The 2026 China Space Day is approaching, focusing on high-quality development in commercial space. On April 17, the China National Space Administration held a press conference for the 2026 China Space Day, scheduled for April 24 in Chengdu, Sichuan Province. Reviewing 2025, China conducted 92 space launches, a 35% increase year-over-year; in commercial space, China’s satellite internet system construction is accelerating, with large-scale constellation production lines advancing rapidly, and the Zhuque-3 and Long March 12A reusable rockets conducting initial flight tests. Looking ahead to 2026, China’s space missions will continue intensively, with multiple reusable rockets undergoing flight validation, including Long March 55.4B and Zhuque-3, which are expected to be validated soon. The increased rocket supply is expected to further accelerate satellite internet system construction, with high-level safety assurance supporting high-quality development in commercial space.

Summary: AI computing power and commercial space are entering an industry acceleration period. On the computing side, application evolution profoundly reconstructs infrastructure: Agents drive computational loads from GPU-intensive to CPU-intensive, and the CPU-to-GPU ratio in data centers is expected to significantly increase; the explosive demand for AI computing power, combined with memory price increases and capacity shortages, has jointly pushed server CPU shortages and price hikes this year; the cost reduction demand for large model inference is also accelerating industry giants’ deployment of ASICs, leading the industry toward heterogeneous collaboration of GPU + ASIC. On the space side, taking the 2026 Space Day as an opportunity, as multiple reusable rockets undergo intensive validation, the increase in capacity will fully accelerate satellite internet networking, pushing commercial space into a stage of high-quality development.
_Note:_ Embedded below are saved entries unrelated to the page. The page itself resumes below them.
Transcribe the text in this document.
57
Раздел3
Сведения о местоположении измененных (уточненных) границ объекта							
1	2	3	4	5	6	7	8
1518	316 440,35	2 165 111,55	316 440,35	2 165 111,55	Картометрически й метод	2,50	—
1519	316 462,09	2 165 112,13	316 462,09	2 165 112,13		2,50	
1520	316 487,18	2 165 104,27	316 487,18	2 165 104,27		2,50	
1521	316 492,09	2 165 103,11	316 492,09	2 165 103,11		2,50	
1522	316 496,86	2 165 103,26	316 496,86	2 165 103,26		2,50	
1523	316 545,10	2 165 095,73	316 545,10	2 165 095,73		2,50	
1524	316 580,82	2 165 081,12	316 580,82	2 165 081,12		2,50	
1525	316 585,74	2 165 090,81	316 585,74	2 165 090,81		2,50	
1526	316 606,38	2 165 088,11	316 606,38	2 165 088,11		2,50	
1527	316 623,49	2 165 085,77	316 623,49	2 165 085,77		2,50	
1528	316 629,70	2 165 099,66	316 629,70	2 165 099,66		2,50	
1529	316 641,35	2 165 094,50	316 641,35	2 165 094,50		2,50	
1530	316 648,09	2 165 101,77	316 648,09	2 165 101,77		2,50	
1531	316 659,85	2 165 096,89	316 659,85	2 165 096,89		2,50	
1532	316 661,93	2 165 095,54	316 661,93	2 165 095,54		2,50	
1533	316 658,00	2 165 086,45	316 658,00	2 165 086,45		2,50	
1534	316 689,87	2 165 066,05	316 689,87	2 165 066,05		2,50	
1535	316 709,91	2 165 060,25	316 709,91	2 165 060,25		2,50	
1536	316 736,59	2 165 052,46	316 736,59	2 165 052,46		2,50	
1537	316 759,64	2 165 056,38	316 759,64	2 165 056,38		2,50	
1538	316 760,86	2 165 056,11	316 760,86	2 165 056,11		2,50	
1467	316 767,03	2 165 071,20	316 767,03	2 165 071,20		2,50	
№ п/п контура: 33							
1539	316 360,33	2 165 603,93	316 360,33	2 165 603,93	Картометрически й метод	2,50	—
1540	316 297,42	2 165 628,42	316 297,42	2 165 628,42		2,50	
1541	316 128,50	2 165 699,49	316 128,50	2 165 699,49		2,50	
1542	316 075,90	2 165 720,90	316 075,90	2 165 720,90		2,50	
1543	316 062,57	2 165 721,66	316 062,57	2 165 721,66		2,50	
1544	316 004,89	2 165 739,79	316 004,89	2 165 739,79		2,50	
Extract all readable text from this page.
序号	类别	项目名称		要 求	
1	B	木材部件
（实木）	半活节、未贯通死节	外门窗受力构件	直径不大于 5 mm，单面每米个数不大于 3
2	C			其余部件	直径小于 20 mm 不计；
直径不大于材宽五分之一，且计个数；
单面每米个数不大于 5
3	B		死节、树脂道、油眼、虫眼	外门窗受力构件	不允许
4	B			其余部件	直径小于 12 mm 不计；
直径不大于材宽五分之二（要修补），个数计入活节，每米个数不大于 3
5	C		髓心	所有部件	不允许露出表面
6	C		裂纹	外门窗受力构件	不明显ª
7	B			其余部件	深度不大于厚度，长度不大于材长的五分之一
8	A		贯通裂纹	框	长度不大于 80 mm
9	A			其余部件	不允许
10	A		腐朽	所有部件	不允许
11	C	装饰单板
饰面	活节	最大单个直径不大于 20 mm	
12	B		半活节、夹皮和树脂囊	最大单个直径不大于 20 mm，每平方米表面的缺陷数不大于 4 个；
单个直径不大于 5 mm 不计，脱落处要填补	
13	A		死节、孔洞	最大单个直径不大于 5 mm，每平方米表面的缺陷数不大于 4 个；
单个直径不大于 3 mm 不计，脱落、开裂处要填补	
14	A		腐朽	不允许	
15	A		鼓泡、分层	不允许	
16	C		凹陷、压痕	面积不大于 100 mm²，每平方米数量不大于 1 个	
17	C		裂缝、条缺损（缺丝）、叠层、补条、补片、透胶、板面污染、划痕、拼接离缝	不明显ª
Risk warnings: (1) Macroeconomic downward risk: The computer industry involves numerous sectors; under macroeconomic downward pressure, if industry IT spending falls short of expectations, demand will be directly affected; (2) Accounts receivable bad debt risk: Most computer companies operate on project-based contracts, which require acceptance before payments are received. Longer payment cycles from downstream clients may increase bad debts and further lead to asset impairment losses; (3) Industry competition intensifies: Demand in the computer industry is relatively certain, but increased supply-side competition may change industry structure; (4) Impact of international environment changes: Escalating international trade frictions and US pressure on Chinese technology may impact companies with high overseas revenue proportions.